We also know that over-prescription from the centre doesn’t work. However, despite good evidence of clinical effectiveness, there remains unwarranted variation in the adoption of clinical systems across the NHS. This unwarranted variation is, quite rightly, what the Digital Aspirant programme is looking to address.  

Many of the challenges bringing 21st century tech to the NHS have mirrored the broader challenges facing the service. These include funding, safety, lack of integration, value for money, evidence of clinical effectiveness and lack of digital leadership.

Why is there hope?

There is hope that things will be different this time because many of these issues are being addressed.

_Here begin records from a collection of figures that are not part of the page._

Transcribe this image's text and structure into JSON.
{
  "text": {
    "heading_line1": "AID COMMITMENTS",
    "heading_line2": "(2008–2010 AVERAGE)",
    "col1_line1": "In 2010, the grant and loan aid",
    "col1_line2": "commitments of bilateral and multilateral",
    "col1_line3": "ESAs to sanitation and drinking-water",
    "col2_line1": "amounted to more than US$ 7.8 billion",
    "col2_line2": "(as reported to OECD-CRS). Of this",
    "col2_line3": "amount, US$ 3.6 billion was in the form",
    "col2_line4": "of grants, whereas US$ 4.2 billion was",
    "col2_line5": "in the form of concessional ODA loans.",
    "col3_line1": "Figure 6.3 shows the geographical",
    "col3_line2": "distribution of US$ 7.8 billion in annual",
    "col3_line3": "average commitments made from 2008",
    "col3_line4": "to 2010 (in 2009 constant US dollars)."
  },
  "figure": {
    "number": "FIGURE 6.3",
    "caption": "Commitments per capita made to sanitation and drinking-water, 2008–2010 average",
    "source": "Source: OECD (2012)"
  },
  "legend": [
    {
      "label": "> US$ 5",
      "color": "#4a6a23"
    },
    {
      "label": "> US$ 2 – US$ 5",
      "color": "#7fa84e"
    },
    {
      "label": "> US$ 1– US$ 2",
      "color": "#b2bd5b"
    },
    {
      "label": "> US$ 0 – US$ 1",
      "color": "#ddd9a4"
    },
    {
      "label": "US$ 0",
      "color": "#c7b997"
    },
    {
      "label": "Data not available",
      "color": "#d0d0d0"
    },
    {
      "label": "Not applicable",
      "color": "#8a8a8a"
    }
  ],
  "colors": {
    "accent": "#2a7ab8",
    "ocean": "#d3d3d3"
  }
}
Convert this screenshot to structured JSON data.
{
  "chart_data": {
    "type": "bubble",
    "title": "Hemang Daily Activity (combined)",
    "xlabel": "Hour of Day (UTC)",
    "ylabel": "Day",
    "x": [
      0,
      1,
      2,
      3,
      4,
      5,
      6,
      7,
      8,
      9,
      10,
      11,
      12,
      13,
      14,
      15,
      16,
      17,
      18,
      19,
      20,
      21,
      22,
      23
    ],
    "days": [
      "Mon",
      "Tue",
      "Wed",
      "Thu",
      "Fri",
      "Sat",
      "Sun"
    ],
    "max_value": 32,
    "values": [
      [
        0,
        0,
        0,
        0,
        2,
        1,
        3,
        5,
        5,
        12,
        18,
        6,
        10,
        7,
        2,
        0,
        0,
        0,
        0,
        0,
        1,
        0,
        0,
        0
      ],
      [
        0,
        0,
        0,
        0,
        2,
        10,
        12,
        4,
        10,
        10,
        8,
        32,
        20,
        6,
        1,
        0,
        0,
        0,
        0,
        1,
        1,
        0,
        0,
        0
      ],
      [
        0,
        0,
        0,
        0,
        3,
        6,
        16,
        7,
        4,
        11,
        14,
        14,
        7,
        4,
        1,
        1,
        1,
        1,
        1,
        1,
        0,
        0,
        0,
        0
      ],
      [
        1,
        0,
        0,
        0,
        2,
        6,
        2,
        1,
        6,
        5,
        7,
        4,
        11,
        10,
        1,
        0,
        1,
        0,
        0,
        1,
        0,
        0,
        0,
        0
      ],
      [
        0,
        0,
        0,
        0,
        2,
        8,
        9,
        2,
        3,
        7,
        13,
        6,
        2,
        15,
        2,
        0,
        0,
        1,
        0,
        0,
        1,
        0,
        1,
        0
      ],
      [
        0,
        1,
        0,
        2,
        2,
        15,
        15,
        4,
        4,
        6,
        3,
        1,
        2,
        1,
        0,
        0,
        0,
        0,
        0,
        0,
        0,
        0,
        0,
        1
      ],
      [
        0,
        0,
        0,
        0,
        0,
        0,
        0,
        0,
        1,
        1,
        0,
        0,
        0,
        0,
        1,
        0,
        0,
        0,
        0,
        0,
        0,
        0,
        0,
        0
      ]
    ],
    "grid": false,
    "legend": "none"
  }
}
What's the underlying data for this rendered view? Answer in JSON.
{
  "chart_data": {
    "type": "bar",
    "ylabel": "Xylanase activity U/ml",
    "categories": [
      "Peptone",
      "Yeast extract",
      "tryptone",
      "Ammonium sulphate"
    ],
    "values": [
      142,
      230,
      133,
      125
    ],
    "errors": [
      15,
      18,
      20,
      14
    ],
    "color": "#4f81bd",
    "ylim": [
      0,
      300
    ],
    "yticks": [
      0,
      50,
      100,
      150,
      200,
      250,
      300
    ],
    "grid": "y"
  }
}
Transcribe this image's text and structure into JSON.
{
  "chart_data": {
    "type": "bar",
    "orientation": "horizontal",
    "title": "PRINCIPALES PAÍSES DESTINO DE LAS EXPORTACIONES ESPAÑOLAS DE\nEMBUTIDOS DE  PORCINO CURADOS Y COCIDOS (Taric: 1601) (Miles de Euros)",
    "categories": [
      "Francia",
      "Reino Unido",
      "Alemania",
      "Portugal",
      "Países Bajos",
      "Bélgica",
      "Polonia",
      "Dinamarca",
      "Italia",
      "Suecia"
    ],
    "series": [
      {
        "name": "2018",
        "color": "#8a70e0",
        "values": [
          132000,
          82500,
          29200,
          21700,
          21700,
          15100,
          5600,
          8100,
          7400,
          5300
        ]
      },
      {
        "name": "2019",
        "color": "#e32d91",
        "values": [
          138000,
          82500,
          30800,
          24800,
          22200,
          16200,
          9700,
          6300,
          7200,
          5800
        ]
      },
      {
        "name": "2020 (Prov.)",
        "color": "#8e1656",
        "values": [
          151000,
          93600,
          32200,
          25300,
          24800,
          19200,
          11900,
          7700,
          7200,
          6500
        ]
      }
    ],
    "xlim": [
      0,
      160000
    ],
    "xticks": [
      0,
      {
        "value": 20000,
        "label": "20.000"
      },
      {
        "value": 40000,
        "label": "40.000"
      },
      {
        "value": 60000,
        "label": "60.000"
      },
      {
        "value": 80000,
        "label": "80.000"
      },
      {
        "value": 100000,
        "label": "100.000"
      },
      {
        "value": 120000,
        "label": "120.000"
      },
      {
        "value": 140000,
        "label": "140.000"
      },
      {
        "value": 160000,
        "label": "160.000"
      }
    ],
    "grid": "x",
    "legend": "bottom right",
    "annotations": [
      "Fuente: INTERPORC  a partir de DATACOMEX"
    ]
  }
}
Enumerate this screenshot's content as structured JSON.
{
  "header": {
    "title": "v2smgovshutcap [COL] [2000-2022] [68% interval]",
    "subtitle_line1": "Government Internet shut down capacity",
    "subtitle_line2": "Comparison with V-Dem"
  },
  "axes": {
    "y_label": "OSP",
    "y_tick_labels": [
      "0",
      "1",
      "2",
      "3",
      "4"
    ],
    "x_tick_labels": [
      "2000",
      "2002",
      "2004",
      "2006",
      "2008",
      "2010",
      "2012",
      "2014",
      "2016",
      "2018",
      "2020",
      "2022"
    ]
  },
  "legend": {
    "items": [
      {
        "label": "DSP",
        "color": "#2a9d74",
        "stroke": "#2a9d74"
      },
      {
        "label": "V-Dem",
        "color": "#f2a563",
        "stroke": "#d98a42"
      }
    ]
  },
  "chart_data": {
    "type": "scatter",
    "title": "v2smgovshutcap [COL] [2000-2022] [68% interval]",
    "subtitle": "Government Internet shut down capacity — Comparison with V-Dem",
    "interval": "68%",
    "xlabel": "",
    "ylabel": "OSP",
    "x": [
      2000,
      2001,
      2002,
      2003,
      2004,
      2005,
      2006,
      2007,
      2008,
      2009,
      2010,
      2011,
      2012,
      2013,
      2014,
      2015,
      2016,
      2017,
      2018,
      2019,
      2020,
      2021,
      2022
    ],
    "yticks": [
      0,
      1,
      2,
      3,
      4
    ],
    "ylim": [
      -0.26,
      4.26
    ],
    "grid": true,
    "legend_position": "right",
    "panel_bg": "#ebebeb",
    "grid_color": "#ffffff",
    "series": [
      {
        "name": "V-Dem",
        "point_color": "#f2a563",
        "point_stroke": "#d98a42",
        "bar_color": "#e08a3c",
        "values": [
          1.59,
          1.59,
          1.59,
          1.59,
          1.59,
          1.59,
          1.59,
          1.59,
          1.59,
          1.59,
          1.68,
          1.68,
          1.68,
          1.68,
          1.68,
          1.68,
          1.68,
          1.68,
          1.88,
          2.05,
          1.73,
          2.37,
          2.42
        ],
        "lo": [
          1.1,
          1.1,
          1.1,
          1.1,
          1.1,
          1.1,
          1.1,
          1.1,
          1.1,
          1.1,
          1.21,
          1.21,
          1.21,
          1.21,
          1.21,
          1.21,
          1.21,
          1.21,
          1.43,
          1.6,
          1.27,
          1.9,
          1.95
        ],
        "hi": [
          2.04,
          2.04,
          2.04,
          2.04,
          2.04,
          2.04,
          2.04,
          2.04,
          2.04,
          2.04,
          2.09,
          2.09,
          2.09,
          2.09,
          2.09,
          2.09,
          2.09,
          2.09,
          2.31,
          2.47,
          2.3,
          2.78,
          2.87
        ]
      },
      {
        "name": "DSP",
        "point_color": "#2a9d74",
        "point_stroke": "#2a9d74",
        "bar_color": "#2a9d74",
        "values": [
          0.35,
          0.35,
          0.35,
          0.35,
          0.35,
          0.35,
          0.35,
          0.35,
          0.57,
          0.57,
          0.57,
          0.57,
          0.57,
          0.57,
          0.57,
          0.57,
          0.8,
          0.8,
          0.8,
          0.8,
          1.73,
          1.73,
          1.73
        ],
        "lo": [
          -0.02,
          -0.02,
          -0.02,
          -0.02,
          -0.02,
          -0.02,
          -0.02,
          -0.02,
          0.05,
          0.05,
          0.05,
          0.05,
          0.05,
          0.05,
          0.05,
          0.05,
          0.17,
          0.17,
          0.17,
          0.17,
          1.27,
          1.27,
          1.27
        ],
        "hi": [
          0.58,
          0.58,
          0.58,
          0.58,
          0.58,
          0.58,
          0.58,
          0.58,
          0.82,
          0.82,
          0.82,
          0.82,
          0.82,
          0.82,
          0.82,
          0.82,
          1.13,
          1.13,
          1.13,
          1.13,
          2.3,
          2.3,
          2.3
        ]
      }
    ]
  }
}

  • We have had a period of sustained funding.

  • There is a big drive to professionalise health informatics in the UK and have CIO/CCIO representation on every NHS board. The Digital Academy, CHIME and the UK Faculty of Health Informatics are all playing an important new role.  

  • There is wide-reaching progress on standards being driven by NHSX.

  • National Institute of Health and Care Excellence has published an evidence standards framework for digital health technologies and the NHS App library is now established.

  • New clinical safety standards for the development and implementation of Health IT are mandatory. Software as a medical device regulation is overseen by the MHRA and we are shortly adopting the new EU Medical Device Regulation. 

  • There is a healthier balance between local initiatives and specific national projects like NHS Login and the National Record Locator Service. 

Many of the challenges bringing 21st century tech to the NHS have mirrored the broader challenges facing the service. These include funding, safety, lack of integration, value for money, evidence of clinical effectiveness and lack of digital leadership

Why we need to be cautious

  • When money becomes available, we need to spend it wisely. This means focusing on the desired outcomes, not the technology itself.

  • We will only know we are getting value if we measure the benefits and outcomes. Very few NHS organisations do this. 

  • We need to learn from our own previous mistakes like the IT programme and Care.data, particularly in terms of how we handle data. Public trust is essential. 

  • We need to learn from the mistakes others have made. On paper, the US has good provider digital maturity, but this appears to be the leading contributory factor in physician burnout.  We have the opportunity NOT to repeat these mistakes.

  • We must be patient and not set unrealistic timelines. Getting the basics right is a necessary precursor to the promise of population health and artificial intelligence.

Digital transformation in healthcare is hard due to the complexity of clinical workflow and the safety-critical and regulatory environment that software is deployed in. We do need to recognise this – if it was easy, it would already have been done.  

It does feel like we are doing the right things now, with a focus on safety, effectiveness, speed and workflow. We also need persistence and patience – digital maturity is a 10-year journey with huge upside potential. We all need to play a role in making it happen.